Autre raison à un optimisme qui peut sembler paradoxal, les bénéfices des entreprises continuent à progresser, même faiblement, de 1,2 % au premier trimestre. Le niveau des profits par rapport au PIB (12,3 %) reste historiquement élevé.

Les économistes prévoient pour la plupart un rebond modéré de la croissance au deuxième trimestre. "Si l’investissement ou les échanges extérieurs sont susceptibles de se redresser, la consommation des ménages devrait en revanche être affectée par la hausse des prix de l’énergie, des gains plus modérés en matière d’emploi et la correction du marché immobilier", estime Jean-Marc Lucas, de BNP Paribas.

L’importance de l’endettement va également dans le sens d’une modération de la consommation des ménages dans les prochains mois. "Le recours au crédit devrait être plus modéré qu’au cours des dernières années", souligne Marie-Pierre Ripert, de Natixis.


L’OCDE s’inquiète du vieillissement de la population aux Etats-Unis

Tout en saluant la bonne performance de l’économie américaine, l’Organisation de coopération et de développement économiques (OCDE) juge, dans sa dernière étude sur les Etats-Unis parue mardi 29 mai, que les pressions démographiques risquent de faire dériver les finances publiques déjà mal en point.

La question de la hausse des coûts médicaux, conjuguée au vieillissement, devra être abordée "suffisamment tôt, si l’on veut éviter une trop lourde charge pour les générations futures et en définitive, une crise budgétaire", souligne le rapport.
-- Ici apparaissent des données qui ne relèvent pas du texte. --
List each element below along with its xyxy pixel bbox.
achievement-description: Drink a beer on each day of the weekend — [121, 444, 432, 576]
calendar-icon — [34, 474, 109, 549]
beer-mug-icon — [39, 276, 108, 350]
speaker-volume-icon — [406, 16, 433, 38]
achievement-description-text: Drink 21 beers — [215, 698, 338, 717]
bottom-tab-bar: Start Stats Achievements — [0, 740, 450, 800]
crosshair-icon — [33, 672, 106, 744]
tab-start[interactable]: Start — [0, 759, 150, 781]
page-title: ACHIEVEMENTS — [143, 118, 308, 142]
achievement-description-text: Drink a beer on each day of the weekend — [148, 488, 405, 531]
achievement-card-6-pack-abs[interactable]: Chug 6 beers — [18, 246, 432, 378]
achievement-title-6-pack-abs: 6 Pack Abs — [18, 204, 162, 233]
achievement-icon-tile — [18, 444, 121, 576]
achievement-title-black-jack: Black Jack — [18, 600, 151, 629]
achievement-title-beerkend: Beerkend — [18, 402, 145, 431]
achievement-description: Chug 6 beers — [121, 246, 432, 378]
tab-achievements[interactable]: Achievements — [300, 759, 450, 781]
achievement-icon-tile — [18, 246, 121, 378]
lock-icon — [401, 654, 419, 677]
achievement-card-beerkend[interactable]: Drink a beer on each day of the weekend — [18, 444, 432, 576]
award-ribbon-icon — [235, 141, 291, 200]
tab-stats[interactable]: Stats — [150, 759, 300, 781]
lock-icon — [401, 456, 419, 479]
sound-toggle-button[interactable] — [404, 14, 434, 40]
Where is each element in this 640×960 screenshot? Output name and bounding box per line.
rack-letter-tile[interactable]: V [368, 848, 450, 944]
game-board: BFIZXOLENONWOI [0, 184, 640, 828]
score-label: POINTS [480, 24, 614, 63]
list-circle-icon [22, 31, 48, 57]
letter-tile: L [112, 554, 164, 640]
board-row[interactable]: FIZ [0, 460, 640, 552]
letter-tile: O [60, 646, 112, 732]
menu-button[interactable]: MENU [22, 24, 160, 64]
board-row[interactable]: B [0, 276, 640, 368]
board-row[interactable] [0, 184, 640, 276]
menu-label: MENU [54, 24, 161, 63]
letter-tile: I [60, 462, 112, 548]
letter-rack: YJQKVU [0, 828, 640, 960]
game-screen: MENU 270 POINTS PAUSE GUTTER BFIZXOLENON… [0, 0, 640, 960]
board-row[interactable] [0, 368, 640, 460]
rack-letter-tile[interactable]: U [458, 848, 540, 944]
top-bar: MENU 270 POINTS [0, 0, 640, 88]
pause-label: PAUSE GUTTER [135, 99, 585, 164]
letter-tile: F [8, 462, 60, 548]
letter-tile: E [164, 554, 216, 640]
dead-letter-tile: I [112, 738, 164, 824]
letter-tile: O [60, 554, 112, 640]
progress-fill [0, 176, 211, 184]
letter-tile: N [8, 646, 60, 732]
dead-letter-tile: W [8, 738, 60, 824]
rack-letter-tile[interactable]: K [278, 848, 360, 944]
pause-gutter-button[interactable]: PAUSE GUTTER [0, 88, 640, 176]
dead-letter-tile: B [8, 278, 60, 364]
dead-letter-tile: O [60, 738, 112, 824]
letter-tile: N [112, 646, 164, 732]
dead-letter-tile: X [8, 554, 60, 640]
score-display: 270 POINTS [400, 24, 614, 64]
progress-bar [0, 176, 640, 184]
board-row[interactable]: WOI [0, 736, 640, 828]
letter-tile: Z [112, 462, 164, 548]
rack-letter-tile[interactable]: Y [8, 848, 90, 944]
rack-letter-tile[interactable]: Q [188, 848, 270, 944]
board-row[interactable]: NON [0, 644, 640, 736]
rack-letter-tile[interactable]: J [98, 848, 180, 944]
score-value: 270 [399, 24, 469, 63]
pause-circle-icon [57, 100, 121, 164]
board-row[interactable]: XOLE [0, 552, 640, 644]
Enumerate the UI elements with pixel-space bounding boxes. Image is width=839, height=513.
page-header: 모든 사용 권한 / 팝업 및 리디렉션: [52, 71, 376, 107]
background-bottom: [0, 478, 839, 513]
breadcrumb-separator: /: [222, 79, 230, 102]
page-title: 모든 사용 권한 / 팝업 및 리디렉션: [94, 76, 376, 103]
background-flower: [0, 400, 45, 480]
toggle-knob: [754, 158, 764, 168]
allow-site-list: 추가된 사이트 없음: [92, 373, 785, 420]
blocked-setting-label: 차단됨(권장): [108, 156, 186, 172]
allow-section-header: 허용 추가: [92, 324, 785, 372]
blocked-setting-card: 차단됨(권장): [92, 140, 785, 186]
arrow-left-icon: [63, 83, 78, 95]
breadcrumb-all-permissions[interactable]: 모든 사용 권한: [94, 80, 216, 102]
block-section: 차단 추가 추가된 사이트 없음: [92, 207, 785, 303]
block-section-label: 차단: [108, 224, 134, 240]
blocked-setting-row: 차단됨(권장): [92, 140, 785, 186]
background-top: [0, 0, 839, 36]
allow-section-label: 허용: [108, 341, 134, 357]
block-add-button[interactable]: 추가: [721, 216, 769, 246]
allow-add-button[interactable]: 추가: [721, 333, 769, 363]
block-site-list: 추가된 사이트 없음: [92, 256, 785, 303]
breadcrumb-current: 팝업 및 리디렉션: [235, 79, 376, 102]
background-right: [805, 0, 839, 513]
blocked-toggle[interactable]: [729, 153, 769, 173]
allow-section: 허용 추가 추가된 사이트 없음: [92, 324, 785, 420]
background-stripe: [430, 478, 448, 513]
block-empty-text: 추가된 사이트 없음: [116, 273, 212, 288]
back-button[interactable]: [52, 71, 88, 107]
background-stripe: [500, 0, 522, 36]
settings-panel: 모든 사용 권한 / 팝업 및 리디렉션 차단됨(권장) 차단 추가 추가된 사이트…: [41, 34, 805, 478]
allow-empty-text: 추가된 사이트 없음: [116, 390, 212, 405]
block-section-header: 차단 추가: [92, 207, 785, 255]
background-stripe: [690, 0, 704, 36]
Depuis le 1er octobre, début de l’année budgétaire aux Etats-Unis, le déficit des comptes publics a atteint 80,7 milliards de dollars (60 milliards d’euros). L’annonce faite par le gouvernement de George W. Bush d’éliminer le déficit du budget fédéral en 2012 semble "un minimum compte tenu des pressions démographiques qui menacent la prospérité future du pays", remarque l’OCDE.

AMÉLIORER LE SYSTÈME ÉDUCATIF

Alors que la croissance de la population active ralentit à mesure que les Américains vieillissent et que les taux d’activité de certaines catégories plafonnent, "l’économie sera de plus en plus tributaire des gains de productivité" pour maintenir sa croissance, explique le rapport. Une des pistes pouvant permettre de générer de tels gains serait de réduire les "aides à l’agriculture qui faussent les échanges", allusion aux subventions accordées aux fermiers américains pour faciliter les exportations de leurs produits.

Pour se procurer de nouvelles recettes, l’OCDE suggère d’élargir les bases d’imposition, plutôt que de baisser les impôts, et d’envisager un transfert de la fiscalité directe à une fiscalité indirecte sur la consommation via une taxe nationale sur les ventes ou la valeur ajoutée. Elle préconise aussi de réduire les revenus d’inactivité et de décourager les retraites anticipées, en relevant l’âge de la retraite à taux plein.

Certains avantages fiscaux aux effets pervers devront être supprimés. "Il faudrait remplacer la déductibilité des intérêts des prêts hypothécaires par un crédit d’impôt ouvert à tous les propriétaires" afin d’éviter un "excès de consommation de logement".

De plus, pour protéger les travailleurs les moins qualifiés des effets "secondaires négatifs d’un changement technologique et d’une mondialisation", l’OCDE propose de développer les dispositifs de couverture sociale et d’aide à la réinsertion, notamment les garanties de salaire et l’assurance-maladie. Sans oublier d’améliorer le système éducatif, compte tenu du rôle joué par les différences de qualification dans les inégalités.